Jacques Boulard (X60), brillant ingénieur des Travaux maritimes et chef d’entreprise avisé

Né le 27 septembre 1940 à Nice et décédé le 23 mars 2025 à Paris, Jacques Boulard, après une carrière réussie dans le corps des Travaux maritimes, a pris les rênes d’une petite société créée par son père et en a fait un groupe solide et profitable de plus de 1 200 personnes.
À sa sortie de l’X, Jacques choisit l’École des ponts et chaussées et, en 1964, un poste à la direction centrale des travaux immobiliers et maritimes. Sa vie professionnelle au service de la Marine fut intense : elle débuta à Brest où il s’occupa avec succès des travaux de la nouvelle base de l’aéronautique navale à Landivisiau. Il se vit ensuite confier la conception et la réalisation du bassin de carénage des sous-marins nucléaires lanceurs d’engins (SNLE) alors en construction, le spectaculaire « bassin 10 ». Affecté ensuite à Cherbourg, arsenal spécialisé dans la construction des sous-marins nucléaires, il dirigea la modernisation de son outil industriel. Puis, à Toulon, il s’impliqua surtout dans l’adaptation des infrastructures portuaires à l’arrivée du porte-avions Charles-de-Gaulle, ainsi que dans la construction d’un nouvel hôpital des armées sur le site de Sainte-Anne.
Les équipes qu’il dirigeait se souviennent de son autorité naturelle, de son exigence tranquille et de sa hauteur de vue, mais, derrière une façade parfois intimidante, son écoute se montrait toujours attentive aux idées des autres. Promu ensuite inspecteur général des Travaux maritimes et soucieux de maintenir à un haut niveau technique l’ensemble de sa direction, il créa la division d’assistance technique et d’études générales. Il prit sa retraite en 2001.
Assurer la continuité
En 1947, Paul Boulard, le père de Jacques, avait créé la Société industrielle de contrôle d’équipements – ICE –, spécialisée dans la construction de relais électromécaniques pour la protection des lignes à haute tension. Décédé en 1954, Paul Boulard eut à peine le temps de voir sa société devenir une « jeune pousse », mais préalablement il avait su s’entourer d’hommes qui continuèrent à développer ICE et dans les années 70 réussirent le passage à l’électronique de ses fabrications. Devenu actionnaire majoritaire au décès de sa mère en 1984, Jacques continua à privilégier l’avenir de la société et à ne distribuer que de modestes dividendes. Cette sage politique permit à ICE de traverser les périodes difficiles sans perdre son indépendance et de profiter des périodes favorables pour continuer à se développer.
À sa retraite en 2001, Jacques commença à s’impliquer directement dans la vie de la société ICE. C’était une période difficile de mutations, où il fut nécessaire de procéder à des licenciements pour assurer la survie de l’entreprise.
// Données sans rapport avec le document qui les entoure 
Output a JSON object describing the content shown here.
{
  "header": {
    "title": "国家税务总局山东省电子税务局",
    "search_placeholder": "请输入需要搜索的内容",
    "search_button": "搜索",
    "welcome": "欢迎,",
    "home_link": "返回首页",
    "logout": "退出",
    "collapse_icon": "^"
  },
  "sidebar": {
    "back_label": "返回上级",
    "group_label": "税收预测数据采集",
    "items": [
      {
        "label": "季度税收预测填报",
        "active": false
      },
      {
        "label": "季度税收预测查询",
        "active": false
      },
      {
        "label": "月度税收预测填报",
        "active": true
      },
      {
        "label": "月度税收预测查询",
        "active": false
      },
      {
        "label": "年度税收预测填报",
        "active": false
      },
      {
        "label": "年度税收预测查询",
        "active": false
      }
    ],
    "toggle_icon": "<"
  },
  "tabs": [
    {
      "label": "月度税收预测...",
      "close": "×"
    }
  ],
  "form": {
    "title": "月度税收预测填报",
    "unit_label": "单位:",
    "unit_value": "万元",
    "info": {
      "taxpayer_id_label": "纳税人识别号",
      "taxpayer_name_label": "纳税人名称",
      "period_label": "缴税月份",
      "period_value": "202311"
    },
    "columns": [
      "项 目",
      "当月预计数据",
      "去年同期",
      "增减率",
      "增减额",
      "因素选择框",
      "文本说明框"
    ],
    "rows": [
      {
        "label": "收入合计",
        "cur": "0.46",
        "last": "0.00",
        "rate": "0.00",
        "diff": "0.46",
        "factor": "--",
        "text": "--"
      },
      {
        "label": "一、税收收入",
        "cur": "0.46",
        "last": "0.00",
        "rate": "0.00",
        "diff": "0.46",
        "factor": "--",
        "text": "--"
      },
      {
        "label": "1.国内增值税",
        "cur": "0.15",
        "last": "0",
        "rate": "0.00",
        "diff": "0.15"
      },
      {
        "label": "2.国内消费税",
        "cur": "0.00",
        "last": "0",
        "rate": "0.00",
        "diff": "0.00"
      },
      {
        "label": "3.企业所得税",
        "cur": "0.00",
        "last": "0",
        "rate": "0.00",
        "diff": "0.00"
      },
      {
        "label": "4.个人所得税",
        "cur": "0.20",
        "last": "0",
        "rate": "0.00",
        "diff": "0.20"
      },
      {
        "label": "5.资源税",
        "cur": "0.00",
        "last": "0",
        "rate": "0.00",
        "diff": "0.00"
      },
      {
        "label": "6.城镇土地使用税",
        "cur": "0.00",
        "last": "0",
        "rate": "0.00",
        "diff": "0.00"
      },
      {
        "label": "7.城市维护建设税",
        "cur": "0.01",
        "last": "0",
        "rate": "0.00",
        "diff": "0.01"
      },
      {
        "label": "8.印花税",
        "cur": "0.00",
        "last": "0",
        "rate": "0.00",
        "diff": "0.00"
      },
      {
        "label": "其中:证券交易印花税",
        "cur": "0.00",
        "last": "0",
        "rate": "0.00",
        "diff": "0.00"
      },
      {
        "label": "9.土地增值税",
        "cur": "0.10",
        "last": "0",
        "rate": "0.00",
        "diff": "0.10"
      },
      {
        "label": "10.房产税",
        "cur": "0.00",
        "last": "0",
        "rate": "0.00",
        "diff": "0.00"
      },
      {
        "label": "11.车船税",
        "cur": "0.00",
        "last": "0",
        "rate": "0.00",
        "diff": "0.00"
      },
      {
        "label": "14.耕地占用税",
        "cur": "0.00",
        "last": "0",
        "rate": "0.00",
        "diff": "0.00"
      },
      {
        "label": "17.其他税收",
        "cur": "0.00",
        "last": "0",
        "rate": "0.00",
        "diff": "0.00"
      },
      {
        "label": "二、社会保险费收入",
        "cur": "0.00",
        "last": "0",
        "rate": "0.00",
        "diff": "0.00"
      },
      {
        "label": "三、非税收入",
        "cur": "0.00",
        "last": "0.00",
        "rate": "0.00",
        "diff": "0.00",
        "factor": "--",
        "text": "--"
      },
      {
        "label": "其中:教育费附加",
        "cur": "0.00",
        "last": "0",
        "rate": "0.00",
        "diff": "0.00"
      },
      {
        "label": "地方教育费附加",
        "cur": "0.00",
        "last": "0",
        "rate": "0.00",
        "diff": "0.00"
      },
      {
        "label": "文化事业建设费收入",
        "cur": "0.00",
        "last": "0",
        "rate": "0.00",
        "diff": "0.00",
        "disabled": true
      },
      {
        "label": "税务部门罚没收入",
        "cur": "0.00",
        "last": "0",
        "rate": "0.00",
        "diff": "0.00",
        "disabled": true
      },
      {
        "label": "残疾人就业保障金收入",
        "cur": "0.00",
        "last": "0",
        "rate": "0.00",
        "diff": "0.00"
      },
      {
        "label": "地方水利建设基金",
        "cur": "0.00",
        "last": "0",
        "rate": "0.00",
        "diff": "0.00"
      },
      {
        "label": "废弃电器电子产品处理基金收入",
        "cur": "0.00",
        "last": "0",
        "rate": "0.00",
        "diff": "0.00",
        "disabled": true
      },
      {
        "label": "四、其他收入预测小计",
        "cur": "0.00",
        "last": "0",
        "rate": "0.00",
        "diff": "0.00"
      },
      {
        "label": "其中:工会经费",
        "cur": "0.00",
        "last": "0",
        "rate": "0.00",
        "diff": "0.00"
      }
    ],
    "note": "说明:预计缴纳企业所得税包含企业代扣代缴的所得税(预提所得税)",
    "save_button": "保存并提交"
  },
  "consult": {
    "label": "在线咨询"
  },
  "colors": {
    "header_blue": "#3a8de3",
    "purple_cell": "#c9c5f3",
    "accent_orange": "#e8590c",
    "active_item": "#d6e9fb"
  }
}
Néanmoins l’avenir restait la priorité : le budget recherche et développement continua à être augmenté (il dépassa souvent les 30 % du chiffre d’affaires par la suite) et une croissance externe fut développée par agrégation de sociétés dont l’activité était complémentaire. Si bien qu’aujourd’hui le groupe ICE dégage de bonnes marges, comprend une vingtaine d’entreprises et compte quelque douze cents salariés.
L’attrait du Japon
Soucieux de continuer à moderniser la gestion du groupe ICE, Jacques Boulard tint à développer l’analyse de la valeur, le contrôle de la qualité, le respect de l’environnement, des sujets qui lui ont toujours tenu à cœur et font aujourd’hui partie intégrante de la culture du groupe. Jacques fut aussi un père attentif et un homme d’une grande culture, attiré par les arts orientaux et en particulier les sabres japonais, au point d’apprendre à parler japonais. Il s’intéressa également à la gravure, maniant le burin avec adresse et réalisant une douzaine de petites planches, d’inspiration surréaliste. Il laisse l’empreinte profonde d’un homme droit, fidèle à ses principes, toujours de bon conseil et soucieux du bien-être de ses proches.